Diktatörlüklerin üç F’si diye anılan F’lerin birincisi aslında finans kapitaldir, futbolu da doğası gereği massetmek ister. Fakat futbolun sınıf mücadelesi ile ilişkisi, burjuvazinin hegemonya alanını nasıl genişlettiğinden çok işçi sınıfının futbolu nasıl yarattığıyla ilgilidir. En azından Almanya örneğinden yola çıkarsak, 8 saatlik işgünü için verilen mücadeleler ve Birinci Dünya Savaşı’ndan sonraki kazanım futbol taraftarlığı için bir başlangıçtır. Almanya’da savaştan önce 100’ü bulmayan izleyici önünde oynanan oyunlar, dünya savaşından sonra, önce 10.000’lere, Almanya şampiyonalarında ise 50.000’lere ulaştı. Birinci Dünya Savaşı’ndan önce futbol izleyiciliği vardı, taraftarlık yoktu. Taraftarlığın başlangıcı için de Birinci Dünya Savaşı ve 8 saatlik işgünü kazanımı ile işçi sınıfının kendine ait saatlerin artması bir milat olarak kabul edilir.

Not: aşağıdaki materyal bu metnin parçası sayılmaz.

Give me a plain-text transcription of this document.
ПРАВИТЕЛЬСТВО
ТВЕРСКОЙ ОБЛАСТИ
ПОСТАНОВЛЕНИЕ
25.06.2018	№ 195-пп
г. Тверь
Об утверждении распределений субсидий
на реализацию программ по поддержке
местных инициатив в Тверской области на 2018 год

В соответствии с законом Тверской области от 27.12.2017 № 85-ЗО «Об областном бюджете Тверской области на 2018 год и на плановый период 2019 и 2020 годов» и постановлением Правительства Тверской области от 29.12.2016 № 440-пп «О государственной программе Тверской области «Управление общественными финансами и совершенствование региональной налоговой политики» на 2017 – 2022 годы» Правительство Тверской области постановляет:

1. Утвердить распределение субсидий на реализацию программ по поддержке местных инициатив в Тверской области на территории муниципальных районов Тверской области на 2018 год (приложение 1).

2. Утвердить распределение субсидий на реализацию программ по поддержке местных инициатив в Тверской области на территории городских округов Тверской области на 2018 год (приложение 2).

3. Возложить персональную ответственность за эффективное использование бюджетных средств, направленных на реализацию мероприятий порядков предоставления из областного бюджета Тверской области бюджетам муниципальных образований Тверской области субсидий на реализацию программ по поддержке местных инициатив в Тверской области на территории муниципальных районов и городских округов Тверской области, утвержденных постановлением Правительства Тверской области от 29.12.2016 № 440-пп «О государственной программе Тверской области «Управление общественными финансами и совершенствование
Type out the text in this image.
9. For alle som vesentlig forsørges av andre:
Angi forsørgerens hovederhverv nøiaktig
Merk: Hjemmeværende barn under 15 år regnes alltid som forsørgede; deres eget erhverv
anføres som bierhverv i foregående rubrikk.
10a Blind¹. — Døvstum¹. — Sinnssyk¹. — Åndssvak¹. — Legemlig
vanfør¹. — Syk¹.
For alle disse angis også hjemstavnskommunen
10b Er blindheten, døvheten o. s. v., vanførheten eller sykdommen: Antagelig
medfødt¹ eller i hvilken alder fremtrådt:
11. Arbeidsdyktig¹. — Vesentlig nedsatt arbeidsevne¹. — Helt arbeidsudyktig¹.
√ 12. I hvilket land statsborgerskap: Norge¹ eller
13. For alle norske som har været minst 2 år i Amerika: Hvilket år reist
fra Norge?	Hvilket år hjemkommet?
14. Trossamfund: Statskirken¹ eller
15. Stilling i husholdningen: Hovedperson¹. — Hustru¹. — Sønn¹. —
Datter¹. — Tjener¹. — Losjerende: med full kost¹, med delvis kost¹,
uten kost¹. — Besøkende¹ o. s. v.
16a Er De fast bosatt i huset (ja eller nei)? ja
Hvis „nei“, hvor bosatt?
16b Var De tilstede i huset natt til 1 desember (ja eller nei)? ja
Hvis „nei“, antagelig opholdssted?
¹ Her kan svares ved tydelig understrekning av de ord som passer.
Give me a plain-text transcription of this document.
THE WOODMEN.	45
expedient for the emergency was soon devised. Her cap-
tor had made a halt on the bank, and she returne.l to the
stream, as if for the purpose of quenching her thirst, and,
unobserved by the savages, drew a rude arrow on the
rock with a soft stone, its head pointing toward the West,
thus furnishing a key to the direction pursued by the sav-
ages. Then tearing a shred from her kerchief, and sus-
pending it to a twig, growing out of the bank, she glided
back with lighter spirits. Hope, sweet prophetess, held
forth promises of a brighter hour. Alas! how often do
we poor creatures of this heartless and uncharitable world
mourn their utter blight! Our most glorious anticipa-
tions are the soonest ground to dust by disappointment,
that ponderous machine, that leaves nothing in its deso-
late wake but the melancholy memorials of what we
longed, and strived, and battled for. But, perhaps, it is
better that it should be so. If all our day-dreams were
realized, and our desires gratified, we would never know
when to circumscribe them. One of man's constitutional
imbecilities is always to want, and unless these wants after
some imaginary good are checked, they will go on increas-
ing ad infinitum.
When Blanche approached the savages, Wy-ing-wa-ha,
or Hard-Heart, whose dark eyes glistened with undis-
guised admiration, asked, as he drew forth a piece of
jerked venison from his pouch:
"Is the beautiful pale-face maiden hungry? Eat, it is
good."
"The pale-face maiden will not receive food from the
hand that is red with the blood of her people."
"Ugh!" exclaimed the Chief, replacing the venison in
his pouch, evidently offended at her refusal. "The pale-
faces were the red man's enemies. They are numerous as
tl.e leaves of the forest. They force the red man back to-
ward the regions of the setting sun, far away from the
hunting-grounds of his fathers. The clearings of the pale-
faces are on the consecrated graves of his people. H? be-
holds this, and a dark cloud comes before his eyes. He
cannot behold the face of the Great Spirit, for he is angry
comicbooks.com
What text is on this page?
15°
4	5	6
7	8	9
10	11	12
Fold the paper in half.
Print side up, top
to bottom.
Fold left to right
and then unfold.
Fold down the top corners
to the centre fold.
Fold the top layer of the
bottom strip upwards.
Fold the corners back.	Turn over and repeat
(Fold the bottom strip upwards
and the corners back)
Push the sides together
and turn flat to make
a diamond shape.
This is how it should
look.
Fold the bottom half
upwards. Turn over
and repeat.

Tribünlerin devrimci potansiyelini hem güvenlik önlemleri hem de bilet fiyatlarıyla ezmek için elitleştirme ve disipline etme çalışılmaları o kadar içinden çıkılmaz bir hâl aldı ki, örneğin Türkiye’de sırf bu yüzden Galatasaray ve Beşiktaş tribünlerine devlet ve kulüp eliyle karşı devrimci taraftar grupları yerleştirildi. Almanya’da geçen yılın Aralık ayının 23’ünde Hamburg’da başlayan ve Ocak ayı ortalarına kadar süren mücadelelerin bir nedeni de kentsel dönüşüm için seçilen alanın St. Pauli taraftarlarının merkezileştiği bir bölge olmasıydı. St. Pauli taraftarlarını ileride daha büyük mücadelelerin parçası olmadan bertaraf etme çabasıyla sosyal demokratların polisi vurdu da vurdu, fakat yenemedi.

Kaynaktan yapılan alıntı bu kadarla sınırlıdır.